ACORE Capital has provided a $36.7 million loan on a multifamily asset in Austin, Texas, Real Estate Capital has learned.
The lending platform, focused on bridge loans on transitional assets, provided the floating rate, five-year loan to local borrower F&B Capital on the 344-unit Mission Hills Apartments complex at 2900 Sunridge Drive.
The financing included an initial funding for the borrower to acquire the Class B rental property, along with future funds for renovating and repositioning the property.
“The Mission Hills Apartment deal was indicative of what we do because it was a true balance sheet loan with a borrower going into an asset and adding value to it,” said Warren de Haan, manager and co-founder of ACORE.

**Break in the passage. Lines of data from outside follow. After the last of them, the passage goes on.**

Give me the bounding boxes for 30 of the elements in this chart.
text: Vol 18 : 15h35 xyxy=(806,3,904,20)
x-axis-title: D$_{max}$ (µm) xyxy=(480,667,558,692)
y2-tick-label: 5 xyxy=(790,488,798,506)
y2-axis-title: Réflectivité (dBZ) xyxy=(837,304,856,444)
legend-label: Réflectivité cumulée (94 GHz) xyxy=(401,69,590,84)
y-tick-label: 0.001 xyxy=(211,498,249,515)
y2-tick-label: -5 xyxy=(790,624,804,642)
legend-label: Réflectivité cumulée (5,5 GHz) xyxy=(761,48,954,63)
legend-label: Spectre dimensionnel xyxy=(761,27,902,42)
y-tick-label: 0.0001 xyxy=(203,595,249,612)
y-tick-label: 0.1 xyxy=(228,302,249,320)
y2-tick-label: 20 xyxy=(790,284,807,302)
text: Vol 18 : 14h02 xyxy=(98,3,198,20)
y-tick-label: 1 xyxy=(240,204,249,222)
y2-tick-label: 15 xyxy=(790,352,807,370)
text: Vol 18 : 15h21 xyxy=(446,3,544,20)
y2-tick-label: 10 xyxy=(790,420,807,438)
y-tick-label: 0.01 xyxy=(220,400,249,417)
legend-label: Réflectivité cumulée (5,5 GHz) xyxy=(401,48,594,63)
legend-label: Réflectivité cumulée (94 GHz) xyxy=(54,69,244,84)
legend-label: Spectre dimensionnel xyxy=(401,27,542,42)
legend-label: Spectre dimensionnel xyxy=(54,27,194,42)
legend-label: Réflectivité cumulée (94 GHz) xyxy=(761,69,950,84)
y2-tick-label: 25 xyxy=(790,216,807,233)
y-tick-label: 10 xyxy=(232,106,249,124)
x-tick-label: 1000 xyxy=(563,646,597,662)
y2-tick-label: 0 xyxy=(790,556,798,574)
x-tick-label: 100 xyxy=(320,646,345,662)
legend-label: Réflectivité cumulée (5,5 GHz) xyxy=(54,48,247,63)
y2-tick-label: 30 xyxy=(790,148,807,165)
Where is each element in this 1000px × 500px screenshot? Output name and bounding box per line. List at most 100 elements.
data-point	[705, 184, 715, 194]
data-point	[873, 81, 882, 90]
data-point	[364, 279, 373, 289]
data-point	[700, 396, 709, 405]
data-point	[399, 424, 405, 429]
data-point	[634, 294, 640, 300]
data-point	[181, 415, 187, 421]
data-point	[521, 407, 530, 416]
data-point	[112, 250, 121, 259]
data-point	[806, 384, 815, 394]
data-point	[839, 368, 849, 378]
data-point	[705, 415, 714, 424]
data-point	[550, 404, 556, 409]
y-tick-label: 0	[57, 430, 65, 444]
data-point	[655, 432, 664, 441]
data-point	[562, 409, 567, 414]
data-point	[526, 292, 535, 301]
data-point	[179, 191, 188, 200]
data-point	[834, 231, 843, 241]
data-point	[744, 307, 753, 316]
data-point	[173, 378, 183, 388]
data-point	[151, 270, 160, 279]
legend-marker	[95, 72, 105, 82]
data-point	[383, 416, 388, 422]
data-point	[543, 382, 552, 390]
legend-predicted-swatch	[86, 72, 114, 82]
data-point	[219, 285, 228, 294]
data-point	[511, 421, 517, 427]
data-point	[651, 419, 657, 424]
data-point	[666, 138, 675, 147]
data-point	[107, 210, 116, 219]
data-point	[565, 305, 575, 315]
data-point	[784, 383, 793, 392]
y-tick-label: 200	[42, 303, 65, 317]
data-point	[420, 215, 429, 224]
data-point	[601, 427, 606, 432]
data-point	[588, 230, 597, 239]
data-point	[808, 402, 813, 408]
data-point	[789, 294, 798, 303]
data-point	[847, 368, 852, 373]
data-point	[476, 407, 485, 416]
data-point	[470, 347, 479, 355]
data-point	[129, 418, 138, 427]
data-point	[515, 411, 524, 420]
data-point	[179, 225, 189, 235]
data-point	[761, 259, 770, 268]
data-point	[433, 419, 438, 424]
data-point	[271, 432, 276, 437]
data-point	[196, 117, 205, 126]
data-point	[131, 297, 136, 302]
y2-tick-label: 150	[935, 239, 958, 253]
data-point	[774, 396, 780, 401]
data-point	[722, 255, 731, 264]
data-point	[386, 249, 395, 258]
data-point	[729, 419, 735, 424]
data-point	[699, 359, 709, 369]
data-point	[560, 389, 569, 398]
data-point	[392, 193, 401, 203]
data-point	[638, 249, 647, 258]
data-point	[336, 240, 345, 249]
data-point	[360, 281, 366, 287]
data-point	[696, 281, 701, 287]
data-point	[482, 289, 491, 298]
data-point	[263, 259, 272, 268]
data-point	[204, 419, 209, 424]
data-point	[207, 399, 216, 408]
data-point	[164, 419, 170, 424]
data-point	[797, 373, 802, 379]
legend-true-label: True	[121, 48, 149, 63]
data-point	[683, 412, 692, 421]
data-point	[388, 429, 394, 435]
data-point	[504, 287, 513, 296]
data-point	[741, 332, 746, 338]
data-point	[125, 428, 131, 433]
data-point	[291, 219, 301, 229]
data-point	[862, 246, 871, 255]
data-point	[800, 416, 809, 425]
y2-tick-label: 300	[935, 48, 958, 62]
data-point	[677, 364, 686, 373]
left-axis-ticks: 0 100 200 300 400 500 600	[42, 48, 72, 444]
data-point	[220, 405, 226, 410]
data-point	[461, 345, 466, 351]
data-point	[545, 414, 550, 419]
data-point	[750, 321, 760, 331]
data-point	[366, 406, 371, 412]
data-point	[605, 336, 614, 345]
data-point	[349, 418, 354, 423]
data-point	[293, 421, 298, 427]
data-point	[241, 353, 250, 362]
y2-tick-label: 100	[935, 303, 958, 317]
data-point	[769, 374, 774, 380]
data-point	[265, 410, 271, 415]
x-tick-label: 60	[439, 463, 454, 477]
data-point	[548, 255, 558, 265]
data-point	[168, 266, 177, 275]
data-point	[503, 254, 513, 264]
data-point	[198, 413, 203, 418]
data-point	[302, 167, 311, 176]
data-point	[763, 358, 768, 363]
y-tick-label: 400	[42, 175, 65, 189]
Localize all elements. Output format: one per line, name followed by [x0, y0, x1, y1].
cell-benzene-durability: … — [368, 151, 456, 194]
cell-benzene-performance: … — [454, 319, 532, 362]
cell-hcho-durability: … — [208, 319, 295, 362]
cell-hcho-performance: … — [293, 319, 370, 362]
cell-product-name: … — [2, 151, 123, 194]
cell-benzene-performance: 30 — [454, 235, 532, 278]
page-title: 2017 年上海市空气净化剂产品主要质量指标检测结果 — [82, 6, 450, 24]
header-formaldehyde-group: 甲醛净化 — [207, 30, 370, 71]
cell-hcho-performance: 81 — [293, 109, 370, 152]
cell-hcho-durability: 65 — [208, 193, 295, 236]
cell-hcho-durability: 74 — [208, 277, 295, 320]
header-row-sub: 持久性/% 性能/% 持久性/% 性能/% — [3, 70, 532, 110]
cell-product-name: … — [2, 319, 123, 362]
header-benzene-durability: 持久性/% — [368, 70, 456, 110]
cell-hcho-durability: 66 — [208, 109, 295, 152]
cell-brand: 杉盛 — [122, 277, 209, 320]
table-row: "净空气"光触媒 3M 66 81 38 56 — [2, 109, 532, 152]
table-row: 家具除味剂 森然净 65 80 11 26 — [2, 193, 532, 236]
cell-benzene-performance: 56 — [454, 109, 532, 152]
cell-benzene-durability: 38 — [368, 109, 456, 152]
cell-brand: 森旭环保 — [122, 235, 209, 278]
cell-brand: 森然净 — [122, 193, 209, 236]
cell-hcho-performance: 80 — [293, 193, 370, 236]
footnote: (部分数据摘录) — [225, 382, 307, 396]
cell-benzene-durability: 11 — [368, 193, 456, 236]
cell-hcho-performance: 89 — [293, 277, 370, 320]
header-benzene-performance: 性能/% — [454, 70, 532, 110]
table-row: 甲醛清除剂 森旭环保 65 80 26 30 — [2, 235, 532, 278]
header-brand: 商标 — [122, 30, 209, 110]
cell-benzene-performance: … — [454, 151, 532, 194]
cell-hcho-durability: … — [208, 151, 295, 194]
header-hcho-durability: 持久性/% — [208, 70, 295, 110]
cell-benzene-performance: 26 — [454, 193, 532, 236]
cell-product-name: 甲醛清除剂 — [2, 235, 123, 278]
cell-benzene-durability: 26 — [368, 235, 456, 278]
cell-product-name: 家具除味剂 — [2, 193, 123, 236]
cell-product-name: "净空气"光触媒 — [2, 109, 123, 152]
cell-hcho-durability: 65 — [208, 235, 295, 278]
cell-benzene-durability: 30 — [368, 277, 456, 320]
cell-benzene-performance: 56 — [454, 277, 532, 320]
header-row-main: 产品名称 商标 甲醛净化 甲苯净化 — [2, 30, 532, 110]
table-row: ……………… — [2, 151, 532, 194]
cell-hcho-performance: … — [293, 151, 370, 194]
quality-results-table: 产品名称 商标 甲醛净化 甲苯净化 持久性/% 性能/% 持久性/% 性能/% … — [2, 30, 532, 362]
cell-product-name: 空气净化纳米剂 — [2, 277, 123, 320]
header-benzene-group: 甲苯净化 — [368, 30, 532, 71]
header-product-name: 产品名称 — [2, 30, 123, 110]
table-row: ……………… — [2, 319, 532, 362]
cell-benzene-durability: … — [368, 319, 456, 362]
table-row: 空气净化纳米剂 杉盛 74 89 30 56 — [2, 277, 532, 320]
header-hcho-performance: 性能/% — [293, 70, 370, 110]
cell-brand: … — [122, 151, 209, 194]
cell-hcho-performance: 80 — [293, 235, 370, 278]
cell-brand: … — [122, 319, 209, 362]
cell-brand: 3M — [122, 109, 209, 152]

Last year, de Haan and Boyd Fellows, former Starwood executives, began drawing up plans to launch a new lending platform, as first reported in Real Estate Capital. In May, the partners brought on two more former Starwood executives, Chris Tokarski and Stew Ward, to launch ACORE, landing the initial $1.6 billion commitment from Delphi Financial Group.
Delphi Financial Group has now extended its initial capital commitment to ACORE by $1.2 billion, bringing the Japanese insurer’s total commitment to $2.8 billion.
“The capital raised from Delphi is very flexible and allows up to be completely immersed in the bridge loan lending market,” said Fellows, one of ACORE’s four managing partners, adding that the funding allows the firm to increase loan size, which will typically range between $50-150 million.
The former Starwood execs have said they plan to originate as much as $5 billion of floating-rate bridge loans on transitional properties over the next several years, with double-digit return targets.
“ACORE is a one-stop shop balance sheet lender, and we are not directly hinged to what’s going on in CMBS and new bank regulations,” de Haan noted.
ACORE has closed or executed agreements to fund or acquire approximately $2.9 billion on more than 47 loans.